40 thoughts on “At The End Of The Day

  1. Oh my! A housing estate? I guess it’s like the old song, “…you don’t know what you’ve got till it’s gone
    Paved paradise, put up a parking lot”
    Those golden blooms are gorgeous.

  2. Does my head when they do this. We have it all the time over here as well, and there is so much space, but they simply have to carve up green spaces.

    1. Most of the land round our town is owned (inherited) by one family. It is pretty good farmland, but upscale housing produces millions if the development is piecemeal to keep prices high. This means little or no affordable housing is being built, unless a housing association can do the job and they can get to buy a bit of land.

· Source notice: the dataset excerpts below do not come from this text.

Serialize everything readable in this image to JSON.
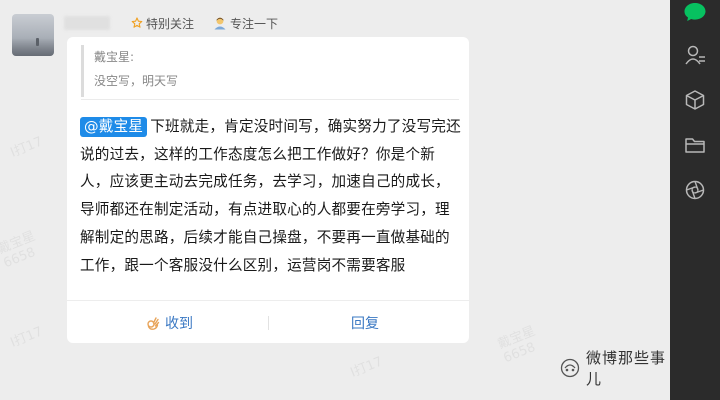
{
  "message": {
    "sender_name": "",
    "tags": {
      "special_follow": "特别关注",
      "focus": "专注一下"
    },
    "quote": {
      "author": "戴宝星:",
      "text": "没空写，明天写"
    },
    "mention": "@戴宝星",
    "body": "下班就走，肯定没时间写，确实努力了没写完还说的过去，这样的工作态度怎么把工作做好？你是个新人，应该更主动去完成任务，去学习，加速自己的成长，导师都还在制定活动，有点进取心的人都要在旁学习，理解制定的思路，后续才能自己操盘，不要再一直做基础的工作，跟一个客服没什么区别，运营岗不需要客服",
    "actions": {
      "received": "收到",
      "reply": "回复"
    }
  },
  "watermark": {
    "lines": [
      "I打17",
      "6658",
      "戴宝星",
      "6658"
    ]
  },
  "brand": "微博那些事儿",
  "right_bar": {
    "icons": [
      "chat-bubble-icon",
      "contacts-icon",
      "cube-icon",
      "folder-icon",
      "aperture-icon"
    ]
  },
  "colors": {
    "accent": "#07c160",
    "mention_bg": "#1e8be8",
    "link": "#3a78c3",
    "sidebar_bg": "#2b2b2b"
  }
}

Young families who want to stay in the town have to rely on bidding to rent social housing. Upshot: we have an ageing population living in over-priced houses. Bonkers all round!

      1. That sounds so much like NZ — except for the concentration of ownership. Bad for everyone, socially and environmentally. I wish someone would invent a vaccine against greed. Beautiful image though, and a little balm for embattled souls.

  3. The light in that top shot is luminous, Tish. Seems there’s no end to the building, but I can also understand the owner’s desire to cash in on some of the money. We have places like that around us, farmland that’s used probably to keep taxes low (because it’s farmland), but that is worth a fortune if sold to developers. That being said, I always hope that it’s not sold, at least not for a very long time!


    1. Will hang on to that hope, Janet. Thank you. Development does actually cause a lot of problems in the town – flooding etc. But Wenlock has cachet and that’s an attractive commodity.

  4. Lovely colours. The trees suddenly seem to have erupted! Must have been that spell of warm weather! I love to see rape seed fields as they are so gaudy, but the pollen does make me sneeze dreadfully.

  5. That is a beautiful image and a lovely story—though I am now mourning the lack of a fallow field! Still, any green (or yellow) growing space is preferable to housing construction. Enjoy the scenery while you may!

    1. It does look like autumn leaves. I think there are copper beeches there for one thing. I think those trees are the remnant of the cottage hospital arboretum, planted in Edwardian times. Much of the rest has been built on!

  6. Yes a lovely warm glow – I’m sure yours was too 🙂 🙂 🙂
    The rape’s been flowering here for a couple of weeks, I used to associate it with high summer but it begins way before doesn’t it?
    A housing estate in 2025, sounds like here. the developers seem bent on filling all the gaps between the city and small towns and villages around, it probably won’t the farmers who can’t afford to produce anything now have sold every acre. #worldgonemad

    1. I remember when we used to visit my Pinhoe aunt at annual intervals, seeing all the creeping infill of housing developments. I wouldn’t mind quite so much if a) the developments were well designed (rarely), and b) if there weren’t brownfield sites that could be developed first and c) if there wasn’t already much empty property in our towns and cities (around 1 million I gather). #worldgonemad indeed. And yes the rape is appearing v. early nowadays. On Gardeners World this week Milan was featured with their experiment in forested high-rises. Amazing to look at – pollution reducing, biodiversity increasing and life enhancing for city dwellers.

  7. The picture is delightful… worth looking at for long periods of time, and the post itself reads like poetry, telling the simple truth known and experienced by many of us… thank you.